Chatting with my mum today, I was reminded that tomorrow is the anniversary of her arrival in Australia on the venerable SS Ranchi. On the 12th June, 1949, the reconverted former troop ship sailed into Sydney Harbour and tied up at Woolloomooloo. It was raining and cold and my grandmother (for she was also on board) remarked that they had been told that Australia was always warm and sunny. It being my grandmother's birthday, she probably felt that the elements should have been kinder that day.

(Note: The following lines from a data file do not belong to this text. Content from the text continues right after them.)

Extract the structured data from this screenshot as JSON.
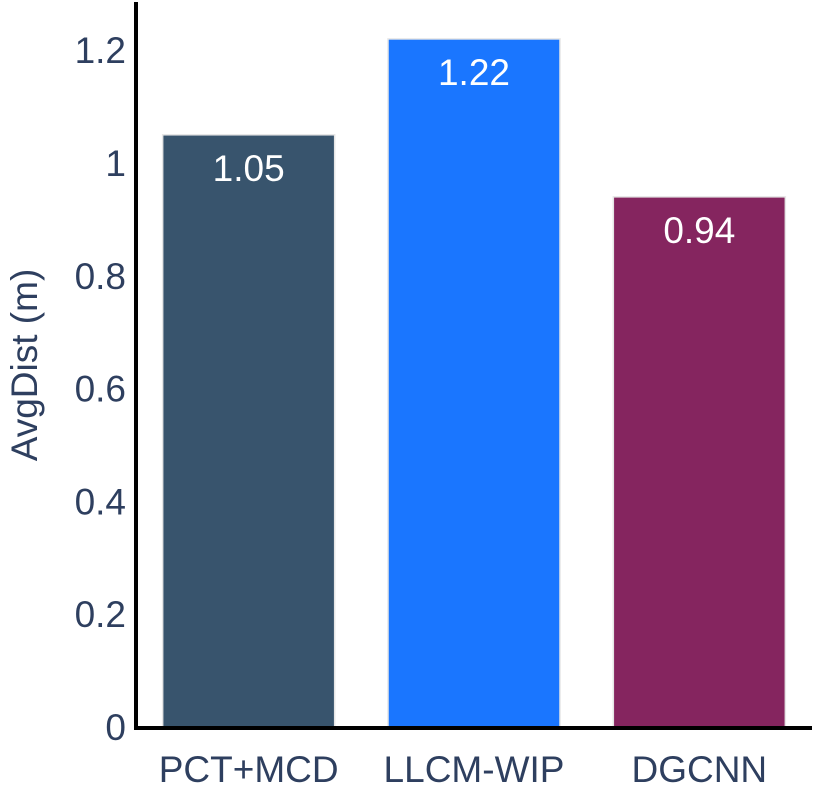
{
  "colors": {
    "text": "#2e3f5f",
    "axis": "#000000",
    "data_label": "#ffffff",
    "bar_outline": "#e6e6e6"
  },
  "chart_data": {
    "type": "bar",
    "title": "",
    "xlabel": "",
    "ylabel": "AvgDist (m)",
    "categories": [
      "PCT+MCD",
      "LLCM-WIP",
      "DGCNN"
    ],
    "values": [
      1.05,
      1.22,
      0.94
    ],
    "data_labels": [
      "1.05",
      "1.22",
      "0.94"
    ],
    "bar_colors": [
      "#38546d",
      "#1a76ff",
      "#85255f"
    ],
    "ylim": [
      0,
      1.28
    ],
    "yticks": [
      0,
      0.2,
      0.4,
      0.6,
      0.8,
      1,
      1.2
    ],
    "ytick_labels": [
      "0",
      "0.2",
      "0.4",
      "0.6",
      "0.8",
      "1",
      "1.2"
    ],
    "grid": false,
    "legend": "none"
  }
}
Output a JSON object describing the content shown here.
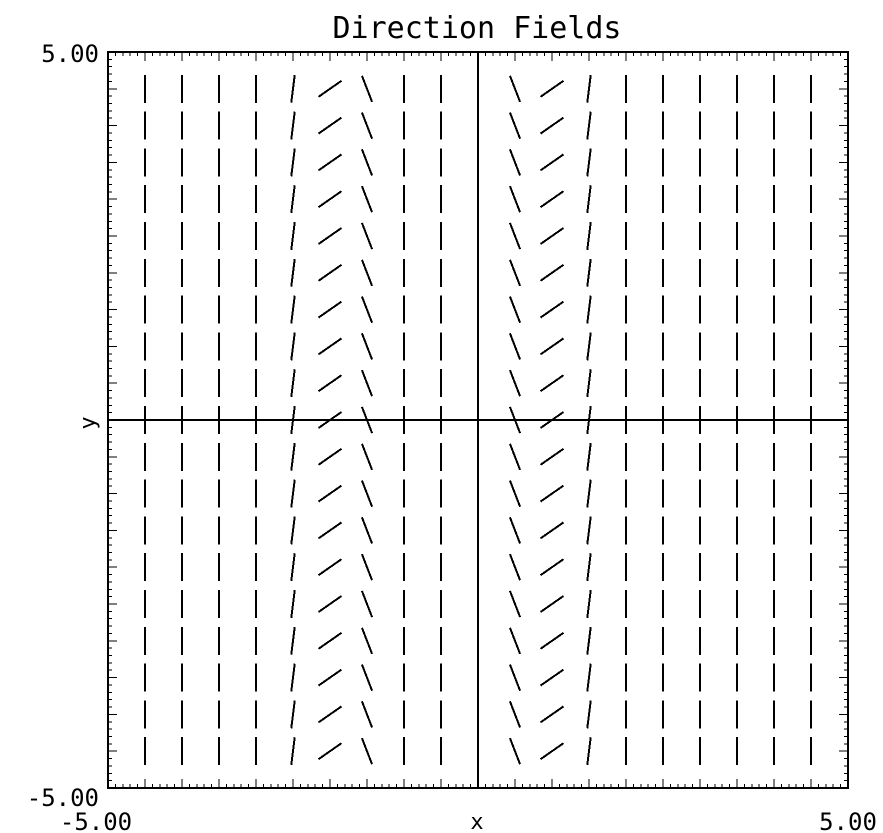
{
  "chart_data": {
    "type": "direction_field",
    "title": "Direction Fields",
    "xlabel": "x",
    "ylabel": "y",
    "xlim": [
      -5,
      5
    ],
    "ylim": [
      -5,
      5
    ],
    "x_tick_labels": [
      "-5.00",
      "5.00"
    ],
    "y_tick_labels": [
      "5.00",
      "-5.00"
    ],
    "grid": false,
    "segment_x_values": [
      -4.5,
      -4.0,
      -3.5,
      -3.0,
      -2.5,
      -2.0,
      -1.5,
      -1.0,
      -0.5,
      0.5,
      1.0,
      1.5,
      2.0,
      2.5,
      3.0,
      3.5,
      4.0,
      4.5
    ],
    "segment_y_values": [
      4.5,
      4.0,
      3.5,
      3.0,
      2.5,
      2.0,
      1.5,
      1.0,
      0.5,
      0.0,
      -0.5,
      -1.0,
      -1.5,
      -2.0,
      -2.5,
      -3.0,
      -3.5,
      -4.0,
      -4.5
    ],
    "slopes_by_x": [
      {
        "x": -4.5,
        "slope": "vertical"
      },
      {
        "x": -4.0,
        "slope": "vertical"
      },
      {
        "x": -3.5,
        "slope": "vertical"
      },
      {
        "x": -3.0,
        "slope": "vertical"
      },
      {
        "x": -2.5,
        "slope": 8
      },
      {
        "x": -2.0,
        "slope": 0.7
      },
      {
        "x": -1.5,
        "slope": -2.6
      },
      {
        "x": -1.0,
        "slope": "vertical"
      },
      {
        "x": -0.5,
        "slope": "vertical"
      },
      {
        "x": 0.5,
        "slope": -2.6
      },
      {
        "x": 1.0,
        "slope": 0.7
      },
      {
        "x": 1.5,
        "slope": 8
      },
      {
        "x": 2.0,
        "slope": "vertical"
      },
      {
        "x": 2.5,
        "slope": "vertical"
      },
      {
        "x": 3.0,
        "slope": "vertical"
      },
      {
        "x": 3.5,
        "slope": "vertical"
      },
      {
        "x": 4.0,
        "slope": "vertical"
      },
      {
        "x": 4.5,
        "slope": "vertical"
      }
    ],
    "accent_color": "#800080",
    "line_color": "#000000"
  }
}
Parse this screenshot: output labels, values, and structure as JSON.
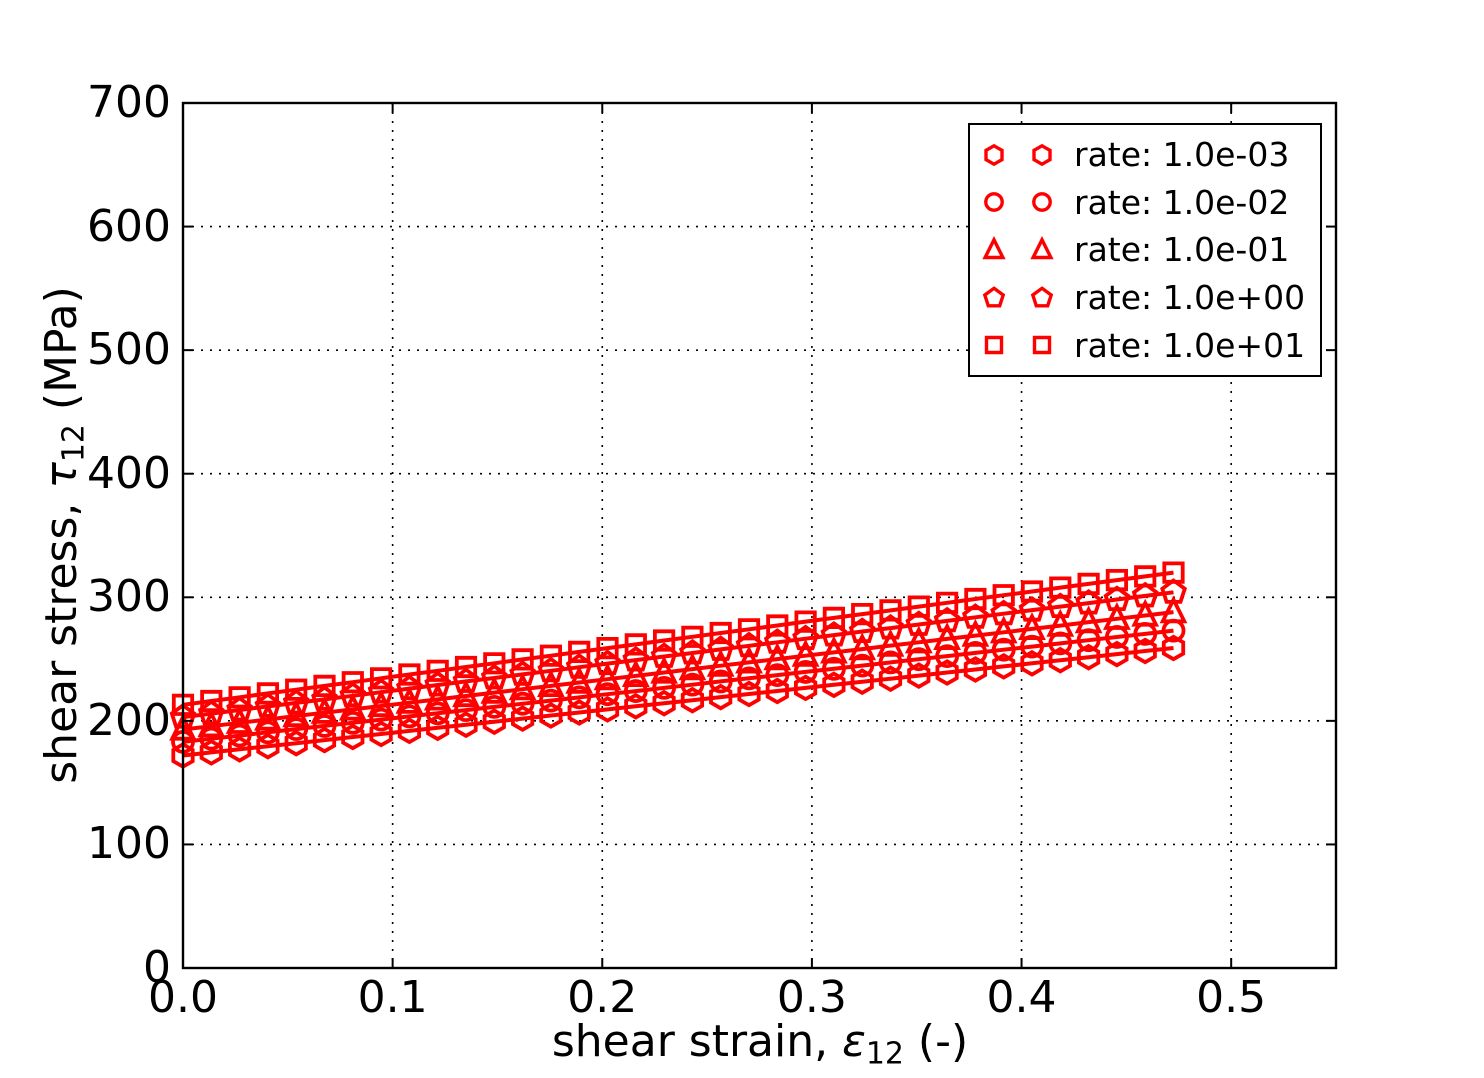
{
  "figure": {
    "background": "#ffffff",
    "axis_color": "#000000",
    "series_color": "#ff0000"
  },
  "chart_data": {
    "type": "line",
    "title": "",
    "xlabel": {
      "prefix": "shear strain, ",
      "symbol": "ε",
      "subscript": "12",
      "suffix": " (-)"
    },
    "ylabel": {
      "prefix": "shear stress, ",
      "symbol": "τ",
      "subscript": "12",
      "suffix": " (MPa)"
    },
    "xlim": [
      0,
      0.55
    ],
    "ylim": [
      0,
      700
    ],
    "xticks": [
      "0.0",
      "0.1",
      "0.2",
      "0.3",
      "0.4",
      "0.5"
    ],
    "yticks": [
      "0",
      "100",
      "200",
      "300",
      "400",
      "500",
      "600",
      "700"
    ],
    "grid": "dotted",
    "legend_position": "upper right",
    "legend_markers_per_entry": 2,
    "x": [
      0.0,
      0.0135,
      0.027,
      0.0405,
      0.054,
      0.0675,
      0.081,
      0.0945,
      0.108,
      0.1215,
      0.135,
      0.1485,
      0.162,
      0.1755,
      0.189,
      0.2025,
      0.216,
      0.2295,
      0.243,
      0.2565,
      0.27,
      0.2835,
      0.297,
      0.3105,
      0.324,
      0.3375,
      0.351,
      0.3645,
      0.378,
      0.3915,
      0.405,
      0.4185,
      0.432,
      0.4455,
      0.459,
      0.4725
    ],
    "series": [
      {
        "label": "rate: 1.0e-03",
        "marker": "hexagon",
        "color": "#ff0000",
        "values": [
          172.0,
          174.5,
          177.0,
          179.5,
          181.9,
          184.4,
          186.9,
          189.4,
          191.9,
          194.4,
          196.9,
          199.3,
          201.8,
          204.3,
          206.8,
          209.3,
          211.8,
          214.3,
          216.7,
          219.2,
          221.7,
          224.2,
          226.7,
          229.2,
          231.7,
          234.1,
          236.6,
          239.1,
          241.6,
          244.1,
          246.6,
          249.1,
          251.5,
          254.0,
          256.5,
          259.0
        ]
      },
      {
        "label": "rate: 1.0e-02",
        "marker": "circle",
        "color": "#ff0000",
        "values": [
          183.0,
          185.6,
          188.1,
          190.7,
          193.3,
          195.9,
          198.4,
          201.0,
          203.6,
          206.1,
          208.7,
          211.3,
          213.9,
          216.4,
          219.0,
          221.6,
          224.1,
          226.7,
          229.3,
          231.9,
          234.4,
          237.0,
          239.6,
          242.1,
          244.7,
          247.3,
          249.9,
          252.4,
          255.0,
          257.6,
          260.1,
          262.7,
          265.3,
          267.9,
          270.4,
          273.0
        ]
      },
      {
        "label": "rate: 1.0e-01",
        "marker": "triangle-up",
        "color": "#ff0000",
        "values": [
          193.0,
          195.7,
          198.4,
          201.1,
          203.9,
          206.6,
          209.3,
          212.0,
          214.7,
          217.4,
          220.1,
          222.9,
          225.6,
          228.3,
          231.0,
          233.7,
          236.4,
          239.1,
          241.9,
          244.6,
          247.3,
          250.0,
          252.7,
          255.4,
          258.1,
          260.9,
          263.6,
          266.3,
          269.0,
          271.7,
          274.4,
          277.1,
          279.9,
          282.6,
          285.3,
          288.0
        ]
      },
      {
        "label": "rate: 1.0e+00",
        "marker": "pentagon",
        "color": "#ff0000",
        "values": [
          203.0,
          205.9,
          208.8,
          211.7,
          214.5,
          217.4,
          220.3,
          223.2,
          226.1,
          229.0,
          231.9,
          234.7,
          237.6,
          240.5,
          243.4,
          246.3,
          249.2,
          252.1,
          254.9,
          257.8,
          260.7,
          263.6,
          266.5,
          269.4,
          272.3,
          275.1,
          278.0,
          280.9,
          283.8,
          286.7,
          289.6,
          292.5,
          295.3,
          298.2,
          301.1,
          304.0
        ]
      },
      {
        "label": "rate: 1.0e+01",
        "marker": "square",
        "color": "#ff0000",
        "values": [
          213.0,
          216.1,
          219.1,
          222.2,
          225.2,
          228.3,
          231.3,
          234.4,
          237.5,
          240.5,
          243.6,
          246.6,
          249.7,
          252.7,
          255.8,
          258.9,
          261.9,
          265.0,
          268.0,
          271.1,
          274.1,
          277.2,
          280.3,
          283.3,
          286.4,
          289.4,
          292.5,
          295.5,
          298.6,
          301.7,
          304.7,
          307.8,
          310.8,
          313.9,
          316.9,
          320.0
        ]
      }
    ]
  }
}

These kind of journeys are invariable fateful, in the sense that something of the old way of life will have been changed forever as a result of those pair of tickets bought for a one-way trip to the other side of the world. Life in Australia, as similar as it may have seemed to life in England, meant, however, an entirely different universe of relationships, jobs, children, events and so forth which would inevitably follow. It is a journey that can rarely be 'untaken.'
The SS Ranchi also had a colourful career.. Built as a liner by P&O in the 1920's, she sailed a scheduled route between England and Bombay, then later to the 'Far East.' She was requisitioned by the Royal Navy in 1939 and served as an armed merchant cruiser, then later as a troop ship. P&O finally got her back in 1947 where she was pressed into service as an 'emigrant ship' between the UK and Australia between 1948 and 1952. Her career ended when she was scrapped in 1953. Quite a career, don't you think?
SS Ranchi in her last iteration, as my mother would have seen her.